Why We Must Become Climate Warriors

Why We Must Become Climate Warriors
AP Photo/Andrew Medichini

Last week I attended a moving memorial service for a friend and former colleague Max Edkins, a climate warrior who helped lead the World Bank's Connect4 Climate (C4C) Initiative. Max was a beloved father, filmmaker, activist, and scientist who tragically lost his life in the now infamous Ethiopian Airlines Flight 302 that crashed on March 10, killing the more than 150 people on board. The auditorium was filled with World Bank staff, his family, former classmates, friends, and a cross section of people involved in almost every facet of the climate justice movement. Max was an indefatigable advocate and changemaker who combined deep knowledge of environmental science with a charming personality and natural communication skills.
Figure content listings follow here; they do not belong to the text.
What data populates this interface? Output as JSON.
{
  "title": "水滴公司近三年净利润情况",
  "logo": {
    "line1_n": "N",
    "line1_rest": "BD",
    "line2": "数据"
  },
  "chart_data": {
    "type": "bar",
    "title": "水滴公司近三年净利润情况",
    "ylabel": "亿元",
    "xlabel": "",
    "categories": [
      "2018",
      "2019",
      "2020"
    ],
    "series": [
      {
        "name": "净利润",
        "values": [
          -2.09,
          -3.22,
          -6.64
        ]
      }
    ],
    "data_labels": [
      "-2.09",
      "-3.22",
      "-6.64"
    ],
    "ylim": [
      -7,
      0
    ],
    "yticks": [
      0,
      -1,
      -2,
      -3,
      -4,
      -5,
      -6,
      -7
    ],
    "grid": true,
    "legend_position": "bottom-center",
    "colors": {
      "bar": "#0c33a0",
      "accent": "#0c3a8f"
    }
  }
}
He understood that people's hearts and minds will not be won over with facts and figures alone — instead the climate crisis needs to be felt and understood through the lens of real people's struggles and triumphs. Max understood that telling the stories of people's connection to our glorious but fragile planet has the power to transform, and he was determined to give the microphone to the people living in places where the impacts of climate change are already the most destructive.

In 2011 Max won a short film competition sponsored by C4C with a film titled The World Has Malaria. In a clever and disarming way the film explains the cause and impacts of climate change through a one-minute dialogue between a group of Maasai farmers in Tanzania. In recent years, the Maasai have experienced more frequent and extreme droughts that have left cattle, a critical source of their livelihoods, dead. In the video a man uses a soccer ball to explain how the burning of fossil fuels, primarily in the global North, is putting more and more carbon dioxide into the blanket that protects the earth, causing warming and, ultimately, climate change. The Tanzanian farmer responds with a straightforward but compelling metaphor: "So now the world is like someone who is suffering from malaria."